Lo cierto es que, en el caso de la música, una generación ya nació sabiendo que no era algo por lo que debería pagar. No es cierto, desde ya, porque los usuarios pagan –y mucho– por sus servicios de Internet y datos a través de la telefonía móvil. Pero, como ya se dijo, a los artistas les llega muy poco de ese dinero. El sello Hypèrion está ausente de los servicios de streaming y ECM, la célebre casa que creó el fenómeno Keith Jarrett –entre muchos otros–, lo intentó durante un tiempo pero finalmente se dio por vencida. Joni Mitchell y Neil Young no son tan radicales. Su problema es puntual con Spotify y se debe a la protesta ante el espacio que la empresa le dio en su momento a divulgadores de teorías oscurantistas y anti-vacunas. Sus obras pueden escucharse –y comprarse, aunque ya casi nadie lo haga– en todas las otras plataformas existentes. Y no está demás volver a escuchar por allí –o tener la suerte de hacerlo por primera vez– Harvest, el suntuoso disco que Young grabó en 1971 con la participación de la Sinfónica de Londres e invitados como el gran David Crosby, Graham Nash, Linda Ronstadt, Stephen Stills y James Taylor.

En cuanto a Mitchell no hay nada que no merezca ser escuchado con atención. Siempre estuvo uno o dos pasos por delante de los géneros en que eligió desenvolverse, desde el folk de sus comienzos pasando por el pop semi tecnológico de sus discos para Geffen, los satélites del jazz y la americana de sus últimas producciones –con la fiel complicidad, durante más de veinte años, de Wayne Shorter–. El saxofonista apareció en disco junto a ella, por primera vez, en Don Juan’s Reckless Daughter, registrado en vivo en 1977. Todo el segundo lado del primer disco (originariamente se trataba de un álbum de dos LPs) estaba ocupado por un solo tema, un homenaje a los pobladores nativos de su Saskatchewan natal titulado “Paprika Plains” que duraba unos 16 minutos con largos momentos de improvisación a cargo del piano de la autora, Jaco Pastorius en bajo eléctrico fretless y, como puntuaciones, las orquestaciones de Michael Gibbs. Shorter aparecía recién al final, y era el mejor final imaginable.

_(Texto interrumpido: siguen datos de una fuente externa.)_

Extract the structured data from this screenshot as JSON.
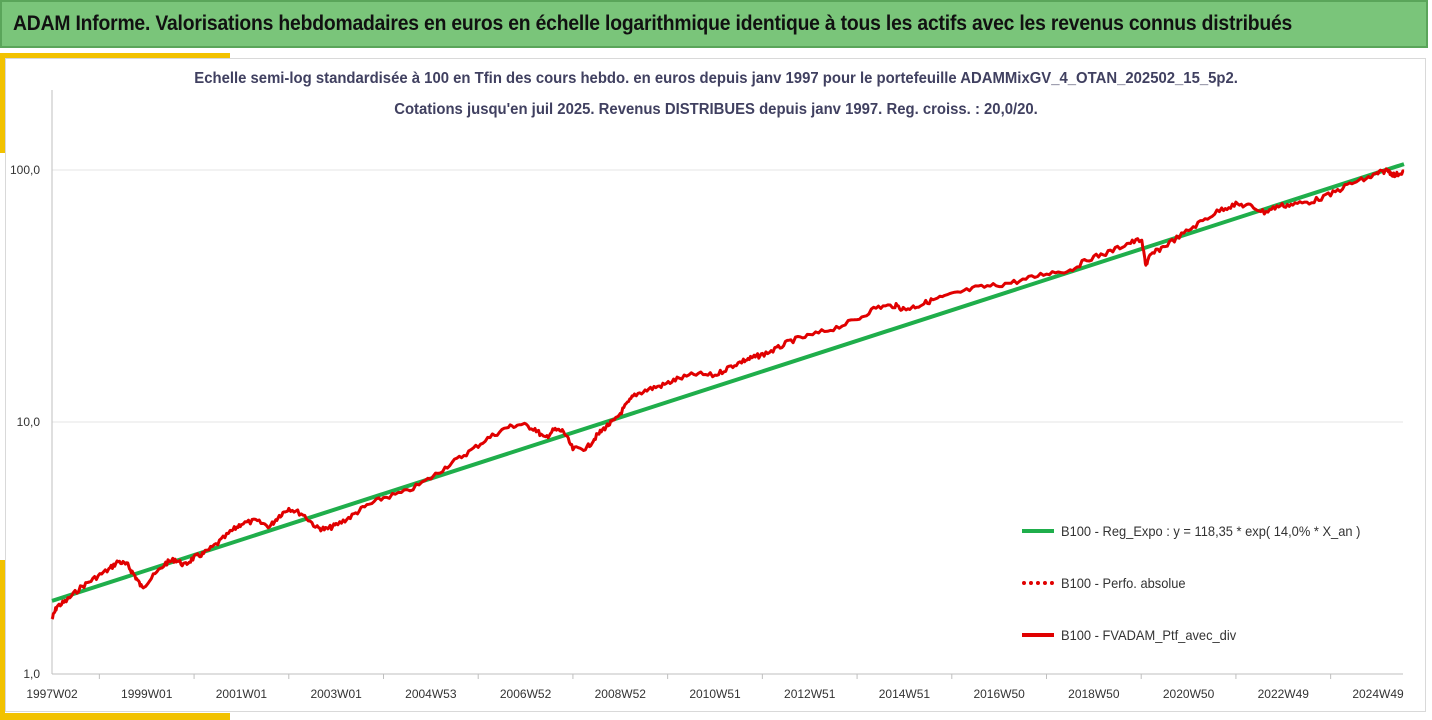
{
  "banner": {
    "title": "ADAM Informe. Valorisations hebdomadaires en euros en échelle logarithmique identique à tous les actifs avec les revenus connus distribués"
  },
  "colors": {
    "banner_bg": "#7ac57a",
    "gold_accent": "#f2c200",
    "regression_line": "#1fae4b",
    "portfolio_line": "#e00000"
  },
  "chart_data": {
    "type": "line",
    "title": "Echelle semi-log standardisée  à 100 en Tfin des cours hebdo.  en euros depuis janv 1997 pour le portefeuille ADAMMixGV_4_OTAN_202502_15_5p2.",
    "subtitle": "Cotations  jusqu'en juil 2025. Revenus DISTRIBUES depuis janv 1997. Reg. croiss. : 20,0/20.",
    "y_scale": "log",
    "ylim": [
      1,
      100
    ],
    "y_ticks": [
      {
        "value": 1,
        "label": "1,0"
      },
      {
        "value": 10,
        "label": "10,0"
      },
      {
        "value": 100,
        "label": "100,0"
      }
    ],
    "x_range_years": [
      1997.0,
      2025.55
    ],
    "x_ticks": [
      {
        "label": "1997W02",
        "year": 1997.0
      },
      {
        "label": "1999W01",
        "year": 1999.0
      },
      {
        "label": "2001W01",
        "year": 2001.0
      },
      {
        "label": "2003W01",
        "year": 2003.0
      },
      {
        "label": "2004W53",
        "year": 2005.0
      },
      {
        "label": "2006W52",
        "year": 2007.0
      },
      {
        "label": "2008W52",
        "year": 2009.0
      },
      {
        "label": "2010W51",
        "year": 2011.0
      },
      {
        "label": "2012W51",
        "year": 2013.0
      },
      {
        "label": "2014W51",
        "year": 2015.0
      },
      {
        "label": "2016W50",
        "year": 2017.0
      },
      {
        "label": "2018W50",
        "year": 2019.0
      },
      {
        "label": "2020W50",
        "year": 2021.0
      },
      {
        "label": "2022W49",
        "year": 2023.0
      },
      {
        "label": "2024W49",
        "year": 2025.0
      }
    ],
    "grid": "horizontal",
    "legend_position": "right",
    "series": [
      {
        "name": "B100 - Reg_Expo : y = 118,35 * exp( 14,0% *  X_an )",
        "style": "solid-green",
        "x": [
          1997.0,
          2025.55
        ],
        "y": [
          1.95,
          105.5
        ]
      },
      {
        "name": "B100 - Perfo. absolue",
        "style": "dotted-red",
        "x": [],
        "y": []
      },
      {
        "name": "B100 - FVADAM_Ptf_avec_div",
        "style": "solid-red",
        "x": [
          1997.0,
          1997.1,
          1997.3,
          1997.6,
          1997.9,
          1998.2,
          1998.4,
          1998.6,
          1998.75,
          1998.9,
          1999.1,
          1999.4,
          1999.6,
          1999.8,
          2000.0,
          2000.2,
          2000.5,
          2000.8,
          2001.0,
          2001.3,
          2001.6,
          2001.8,
          2002.0,
          2002.3,
          2002.6,
          2002.8,
          2003.0,
          2003.3,
          2003.6,
          2004.0,
          2004.5,
          2005.0,
          2005.4,
          2005.8,
          2006.2,
          2006.6,
          2006.9,
          2007.2,
          2007.4,
          2007.6,
          2007.8,
          2008.0,
          2008.3,
          2008.5,
          2008.7,
          2008.9,
          2009.1,
          2009.3,
          2009.6,
          2009.9,
          2010.2,
          2010.6,
          2011.0,
          2011.3,
          2011.6,
          2011.8,
          2012.0,
          2012.3,
          2012.6,
          2013.0,
          2013.5,
          2014.0,
          2014.4,
          2014.8,
          2015.0,
          2015.3,
          2015.6,
          2016.0,
          2016.5,
          2017.0,
          2017.5,
          2018.0,
          2018.5,
          2018.9,
          2019.3,
          2019.7,
          2020.0,
          2020.1,
          2020.2,
          2020.5,
          2020.9,
          2021.3,
          2021.7,
          2022.0,
          2022.3,
          2022.6,
          2022.9,
          2023.2,
          2023.6,
          2024.0,
          2024.4,
          2024.8,
          2025.0,
          2025.2,
          2025.35,
          2025.55
        ],
        "y": [
          1.65,
          1.85,
          1.95,
          2.2,
          2.4,
          2.6,
          2.8,
          2.7,
          2.45,
          2.2,
          2.4,
          2.75,
          2.85,
          2.7,
          2.9,
          3.0,
          3.3,
          3.7,
          3.95,
          4.05,
          3.85,
          4.25,
          4.55,
          4.3,
          3.8,
          3.75,
          3.9,
          4.2,
          4.6,
          5.0,
          5.3,
          6.0,
          6.8,
          7.6,
          8.6,
          9.5,
          9.8,
          9.4,
          8.6,
          9.3,
          9.2,
          7.8,
          7.9,
          8.8,
          9.6,
          10.2,
          11.5,
          12.8,
          13.5,
          14.0,
          14.8,
          15.5,
          15.3,
          16.5,
          17.5,
          18.0,
          18.5,
          19.5,
          21.0,
          22.0,
          23.5,
          25.5,
          28.5,
          29.0,
          28.0,
          29.0,
          30.5,
          32.0,
          34.0,
          35.0,
          36.5,
          39.0,
          40.0,
          44.5,
          47.0,
          51.0,
          53.0,
          42.0,
          46.0,
          50.0,
          56.0,
          63.0,
          70.0,
          73.0,
          72.0,
          68.0,
          72.0,
          73.0,
          75.0,
          80.0,
          88.0,
          93.0,
          97.0,
          100.0,
          95.0,
          99.0
        ]
      }
    ]
  }
}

Otro de las joyas a las que YouTube permite acercarse es la película con el recital cuya grabación se publicó con el título de Shadows and Light. Registrado en 1980 –es una actuación paralela, en muchos aspectos, al álbum Mingus– , el film comienza con imágenes de películas de los años cincuenta, que luego intercala, junto con tomas de distintas fuentes, con la actuación en vivo de una banda ejemplar: Joni Mitchell, Pat Metheny, Jaco Pastorius, Don Alias, Lyle Mays y Michael Brecker (escuchen su prodigioso contrapunto con Pastorius a partir del minuto 29). Sencillamente uno de los grandes recitales de la historia.